SC: The Executive was able to show that the documents being sought are covered by a recognized privilege, hence the burden now shifts to the party seeking information to overcome the privilege by a strong showing of need.
(e) Exec. Sec. failed to explicitly state that he is claiming the privilege “by order of the President”.
SC: Just a new rule laid down in Senate v Ermita, which judgment became final after the claim of executive privilege occurred.
(f) PMPF v Magalona not applicable in the present case as the Court therein erred in citing US v Curtiss Wright. Curtiss-Wright referred to a conflict between executive and legislative. PMPF involved a collision between a governmental power over conduct of foreign affairs and the citizen's right to information.
SC: These cases show that the Court has always regarded claims of privilege, whether in the context of an executive-legislative conflict or a citizens demand for information, as closely intertwined, such that the principles applicable to one are also applicable to the other.
If the validity of claims of privilege were to be assessed by entirely different criteria in each context, this may give rise to the absurd result where Congress would be denied access to a particular information because of a claim of executive privilege, but the general public would have access to the same information, the claim of privilege notwithstanding.
(g) Court has never used need as a test to uphold or allow inroads into rights guaranteed under the Constitution.
SC: The requirement that parties present a sufficient showing of need means that they should show a public interest in favor of disclosure sufficient in degree to overcome the claim of privilege.

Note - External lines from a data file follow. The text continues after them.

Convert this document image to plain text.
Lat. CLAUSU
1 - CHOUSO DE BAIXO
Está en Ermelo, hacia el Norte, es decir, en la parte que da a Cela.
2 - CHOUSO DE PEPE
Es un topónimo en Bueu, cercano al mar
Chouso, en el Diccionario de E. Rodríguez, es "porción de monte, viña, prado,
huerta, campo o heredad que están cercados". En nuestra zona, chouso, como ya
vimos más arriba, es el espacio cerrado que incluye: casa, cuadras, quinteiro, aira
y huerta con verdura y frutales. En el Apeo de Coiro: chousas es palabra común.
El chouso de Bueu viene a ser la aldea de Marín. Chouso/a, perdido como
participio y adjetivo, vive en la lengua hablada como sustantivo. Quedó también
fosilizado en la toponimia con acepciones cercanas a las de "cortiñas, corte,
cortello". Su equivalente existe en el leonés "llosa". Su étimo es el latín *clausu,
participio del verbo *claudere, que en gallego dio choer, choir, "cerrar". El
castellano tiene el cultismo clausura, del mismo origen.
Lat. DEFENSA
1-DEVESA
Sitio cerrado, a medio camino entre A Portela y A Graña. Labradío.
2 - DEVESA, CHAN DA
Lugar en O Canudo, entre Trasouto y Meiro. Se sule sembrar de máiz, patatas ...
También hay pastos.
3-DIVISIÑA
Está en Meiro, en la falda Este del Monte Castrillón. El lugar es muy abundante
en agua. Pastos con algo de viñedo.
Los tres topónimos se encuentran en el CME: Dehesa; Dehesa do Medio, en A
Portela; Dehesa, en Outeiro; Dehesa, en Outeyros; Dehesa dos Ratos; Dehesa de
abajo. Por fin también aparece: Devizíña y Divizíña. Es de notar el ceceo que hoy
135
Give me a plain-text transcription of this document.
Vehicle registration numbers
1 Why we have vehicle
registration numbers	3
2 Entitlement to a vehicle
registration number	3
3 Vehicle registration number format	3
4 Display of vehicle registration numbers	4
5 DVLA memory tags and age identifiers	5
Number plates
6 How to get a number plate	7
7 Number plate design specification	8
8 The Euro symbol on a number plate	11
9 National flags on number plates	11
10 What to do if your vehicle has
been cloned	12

Such a balancing of interests is not new in constitutional adjudication involving fundamental rights.
It would appear that the only disagreement is on the results of applying that test in this instance.
(h) right to participate in the discussion whether the Senate should concur in its ratification or not, will be diluted unless the people can have access to the subject JPEPA documents.
SC: Filipinos have been exercising their right to participate in the discussion on the issue of the JPEPA, and they have been able to articulate their different opinions without need of access to the JPEPA negotiation documents.
(i) Principles in US v Nixon not applicable as the case addresses President's assertion of privilege in the context of a criminal trial, not a civil litigation nor a congressional demand for information.
SC: Court cited it to demonstrate the scope and use of Presidential Communication privilege.